Reportaje:LA POLÍTICA DEL AGUA

Caudales salados

Las aguas del trasvase del Ebro están salinizadas y empeorarán, sostiene la Fundación Nueva Cultura del Agua

Uno de los más graves déficits del Plan Hidrológico Nacional y de sus estudios de evaluación es el tratamiento dado a los problemas de calidad del agua trasvasada del Ebro, según la Fundación Nueva Cultura del Agua, contraria a este trasvase, que considera inviable. De acuerdo con los argumentos de esta entidad, los informes del Ministerio de Medio Ambiente no profundizan en los efectos que tendrá la salinización del agua del Bajo Ebro en los abastecimientos urbanos y en la agricultura a pesar de experiencias tan recientes y cercanas como la del trasvase Tajo-Segura.

"La calidad del agua del Ebro no deja de empeorar", sostienen los expertos de la Fundación. Los caudales que se prevé trasvasar desde el Baix Ebre al sur son de mala calidad, "superando actualmente en media los 1.000 µS/cm [unidad de conductividad que mide la concentración de sales] que la UE recomienda como límite de salinidad para aguas prepotables. Su almacenamiento en el embalse de Tous, mezclándose con unas aguas del Júcar de gran calidad [extremo éste negado por la Generalitat], arrojaría, aun y con todo, una salinidad por encima de los límites", "poniendo en peligro la potabilidad del agua para Valencia".

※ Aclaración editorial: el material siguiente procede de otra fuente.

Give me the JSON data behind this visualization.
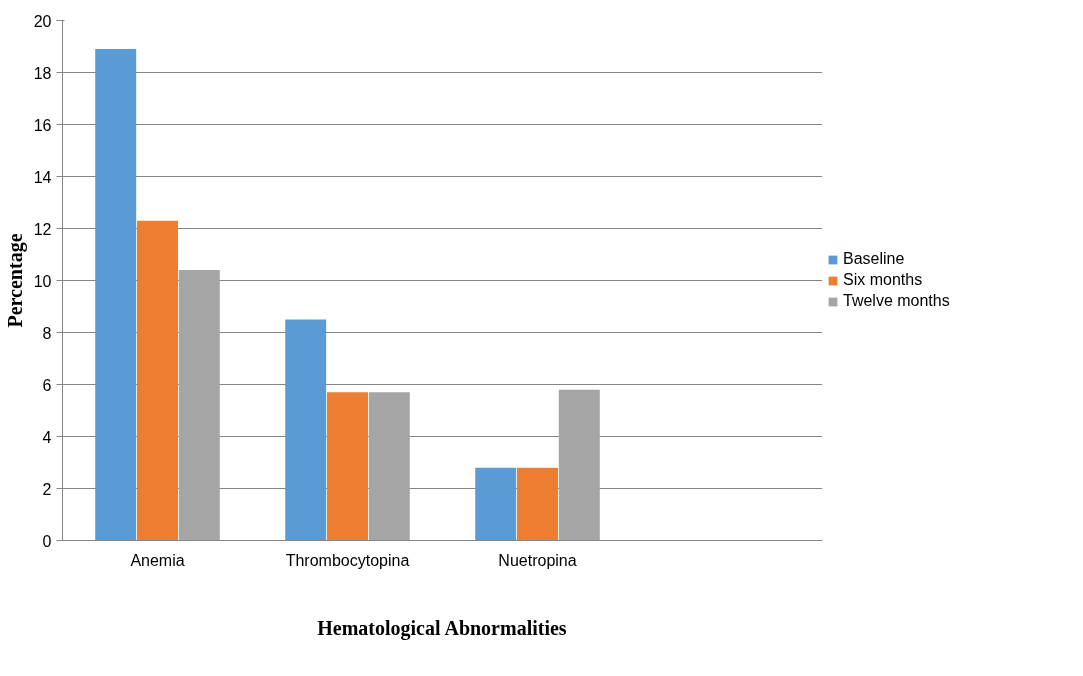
{
  "chart_data": {
    "type": "bar",
    "xlabel": "Hematological Abnormalities",
    "ylabel": "Percentage",
    "categories": [
      "Anemia",
      "Thrombocytopina",
      "Nuetropina",
      null
    ],
    "series": [
      {
        "name": "Baseline",
        "color": "#5b9bd5",
        "values": [
          18.9,
          8.5,
          2.8,
          null
        ]
      },
      {
        "name": "Six months",
        "color": "#ed7d31",
        "values": [
          12.3,
          5.7,
          2.8,
          null
        ]
      },
      {
        "name": "Twelve months",
        "color": "#a5a5a5",
        "values": [
          10.4,
          5.7,
          5.8,
          null
        ]
      }
    ],
    "ylim": [
      0,
      20
    ],
    "yticks": [
      0,
      2,
      4,
      6,
      8,
      10,
      12,
      14,
      16,
      18,
      20
    ],
    "grid": "y",
    "legend": "right"
  }
}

Los expertos no esperan una mejora de la situación sino más bien todo lo contrario. La calidad de las aguas empeorará en los próximos años, debido sobre todo a la transformación de nuevos regadíos. Según la Fundación, el propio Ministerio de Medio Ambiente ha reconocido que el aumento de concentración salina en el tramo bajo del Ebro, como consecuencia de los regadíos previstos a largo plazo (500.000 hectáreas) estará entre el 20% y el 50%. El proceso de degradación del caudal se acentuará, a juicio de los expertos, con las actuaciones previstas ya por el propio PHN en la Cuenca del Ebro: 70.000 nuevas hectáreas de cultivos regados con caudales del Segre o las obras del Pacto de Aragón, gracias al cual se roturarán 300.000 nuevas hectáreas; o la puesta en funcionamiento de otras 50.000 hectáreas mediante el embalse de Itoiz, ya construido.

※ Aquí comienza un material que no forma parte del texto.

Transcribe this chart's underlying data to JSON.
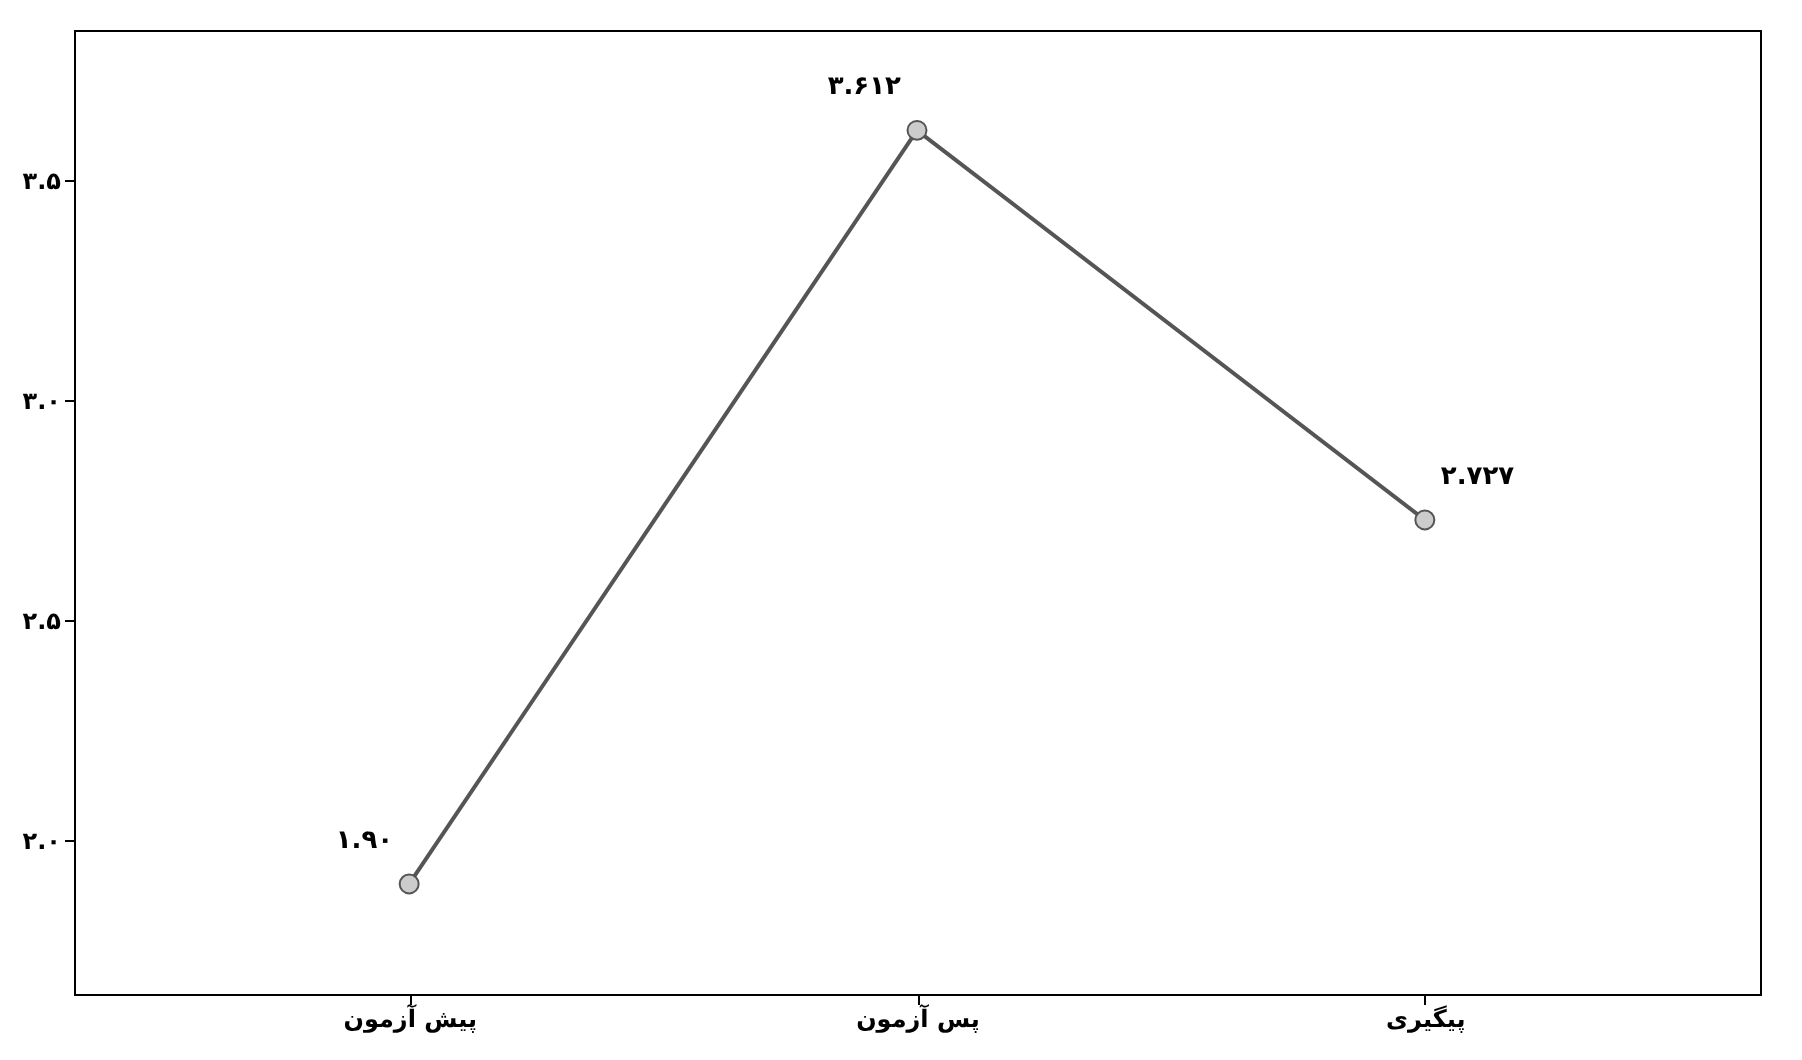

El grado de salinidad de estas aguas, de acuerdo con las directivas comunitarias, no permitirá, por otro lado, servir para el abastecimiento urbano -hasta el 47% de las aguas trasvasadas-, salvo en situaciones excepcionales a tenor de los estudios de la Fundación. Sin embargo, prosiguen los expertos, el Plan apunta este uso como "la principal justificación de la obra y, a pesar de ello, el estudio de evaluación del PHN no estudia los problemas de calidad en estos usos urbanos".

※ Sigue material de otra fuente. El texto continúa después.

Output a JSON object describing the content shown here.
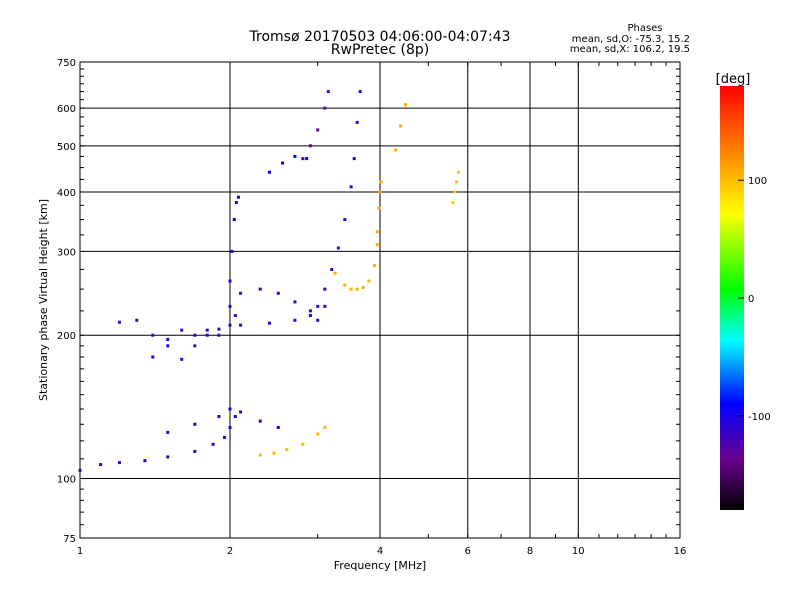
{
  "chart_data": {
    "type": "scatter",
    "title": "Tromsø 20170503 04:06:00-04:07:43",
    "subtitle": "RwPretec (8p)",
    "xlabel": "Frequency [MHz]",
    "ylabel": "Stationary phase Virtual Height [km]",
    "x_scale": "log",
    "y_scale": "log",
    "xlim": [
      1,
      16
    ],
    "ylim": [
      75,
      750
    ],
    "x_ticks": [
      1,
      2,
      4,
      6,
      8,
      10,
      16
    ],
    "y_ticks": [
      75,
      100,
      200,
      300,
      400,
      500,
      600,
      750
    ],
    "x_grid": [
      2,
      4,
      6,
      8,
      10
    ],
    "y_grid": [
      100,
      200,
      300,
      400,
      500,
      600
    ],
    "phases": {
      "title": "Phases",
      "line_o": "mean, sd,O: -75.3, 15.2",
      "line_x": "mean, sd,X: 106.2, 19.5"
    },
    "colorbar": {
      "label": "[deg]",
      "range": [
        -180,
        180
      ],
      "ticks": [
        100,
        0,
        -100
      ]
    },
    "series": [
      {
        "traces": [
          {
            "x": [
              1.0,
              1.1,
              1.2,
              1.35,
              1.5,
              1.7,
              1.85,
              1.95,
              2.0,
              2.05
            ],
            "y": [
              104,
              107,
              108,
              109,
              111,
              114,
              118,
              122,
              128,
              135
            ],
            "p": -110
          },
          {
            "x": [
              1.2,
              1.3,
              1.4,
              1.5,
              1.6,
              1.7,
              1.8,
              1.9,
              2.0,
              2.05
            ],
            "y": [
              213,
              215,
              200,
              196,
              205,
              190,
              200,
              206,
              210,
              220
            ],
            "p": -115
          },
          {
            "x": [
              1.4,
              1.5,
              1.6,
              1.7,
              1.8,
              1.9
            ],
            "y": [
              180,
              190,
              178,
              200,
              205,
              200
            ],
            "p": -108
          },
          {
            "x": [
              2.0,
              2.1,
              2.3,
              2.5,
              2.7,
              2.9,
              3.0,
              3.1
            ],
            "y": [
              230,
              245,
              250,
              245,
              235,
              225,
              215,
              230
            ],
            "p": -112
          },
          {
            "x": [
              2.0,
              2.02,
              2.04,
              2.06,
              2.08
            ],
            "y": [
              260,
              300,
              350,
              380,
              390
            ],
            "p": -105
          },
          {
            "x": [
              2.1,
              2.4,
              2.7,
              2.9,
              3.0,
              3.1,
              3.2,
              3.3,
              3.4,
              3.5,
              3.55,
              3.6,
              3.65
            ],
            "y": [
              210,
              212,
              215,
              220,
              230,
              250,
              275,
              305,
              350,
              410,
              470,
              560,
              650
            ],
            "p": -112
          },
          {
            "x": [
              2.4,
              2.55,
              2.7,
              2.85
            ],
            "y": [
              440,
              460,
              475,
              470
            ],
            "p": -95
          },
          {
            "x": [
              2.8,
              2.9,
              3.0,
              3.1,
              3.15
            ],
            "y": [
              470,
              500,
              540,
              600,
              650
            ],
            "p": -128
          },
          {
            "x": [
              3.25,
              3.4,
              3.5,
              3.6,
              3.7,
              3.8,
              3.9,
              3.95
            ],
            "y": [
              270,
              255,
              250,
              250,
              252,
              260,
              280,
              310
            ],
            "p": 105
          },
          {
            "x": [
              3.95,
              3.98,
              4.0,
              4.02
            ],
            "y": [
              330,
              370,
              400,
              420
            ],
            "p": 108
          },
          {
            "x": [
              4.3,
              4.4,
              4.5
            ],
            "y": [
              490,
              550,
              610
            ],
            "p": 110
          },
          {
            "x": [
              2.3,
              2.45,
              2.6,
              2.8,
              3.0,
              3.1
            ],
            "y": [
              112,
              113,
              115,
              118,
              124,
              128
            ],
            "p": 103
          },
          {
            "x": [
              1.5,
              1.7,
              1.9,
              2.0,
              2.1,
              2.3,
              2.5
            ],
            "y": [
              125,
              130,
              135,
              140,
              138,
              132,
              128
            ],
            "p": -105
          },
          {
            "x": [
              5.6,
              5.65,
              5.7,
              5.75
            ],
            "y": [
              380,
              400,
              420,
              440
            ],
            "p": 95
          }
        ]
      }
    ]
  }
}
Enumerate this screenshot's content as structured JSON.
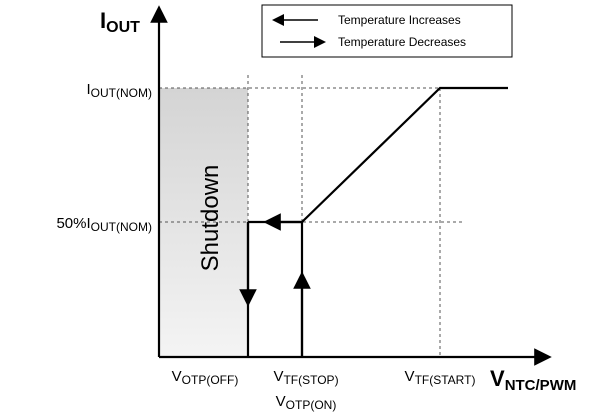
{
  "y_axis_label": {
    "main": "I",
    "sub": "OUT"
  },
  "x_axis_label": {
    "main": "V",
    "sub": "NTC/PWM"
  },
  "y_labels": [
    {
      "main": "I",
      "sub": "OUT(NOM)"
    },
    {
      "main": "50%I",
      "sub": "OUT(NOM)"
    }
  ],
  "x_labels": [
    {
      "main": "V",
      "sub": "OTP(OFF)"
    },
    {
      "main": "V",
      "sub": "TF(STOP)"
    },
    {
      "main": "V",
      "sub": "OTP(ON)"
    },
    {
      "main": "V",
      "sub": "TF(START)"
    }
  ],
  "region_label": "Shutdown",
  "legend": [
    "Temperature Increases",
    "Temperature Decreases"
  ]
}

La mala calidad de los caudales del Bajo Ebro afectarían también a los usos agrarios, ya que, según la clasificación de aguas de riego de la FAO, los citados caudales son de "clase 3", es decir, con salinidades entre los 750 y los 2.250 µS/cm, y el sodio tiene un impacto negativo en los cultivos. "El uso de estas aguas requiere, además de un buen drenaje, un incremento del 20% en las dotaciones de riego para el lavado de las sales, que no se contempla en el PHN", prosigue la Fundación. Y esta entidad va más allá en su diagnóstico de lo que ocurriría en Valencia: "La agricultura de las dos Riberas del Júcar podría sufrir un empeoramiento, pues en el embalse de Tous siempre predominarían las aguas del Ebro, con lo que, a largo plazo y con raciones de riego muy ajustadas, podría generarse una espiral de degradación agraria y ambiental".

"La realidad", concluye la reflexión de la Fundación sobre la calidad del trasvase del Ebro, "es que se pretende distribuir anualmente más de 1.000 millones de metros cúbicos de agua de alta y creciente salinidad por una costa mediterránea con graves problemas de deterioro del suelo debido a la salinidad. Y esto es extremadamente preocupante".

* Este artículo apareció en la edición impresa del sábado, 23 de noviembre de 2002.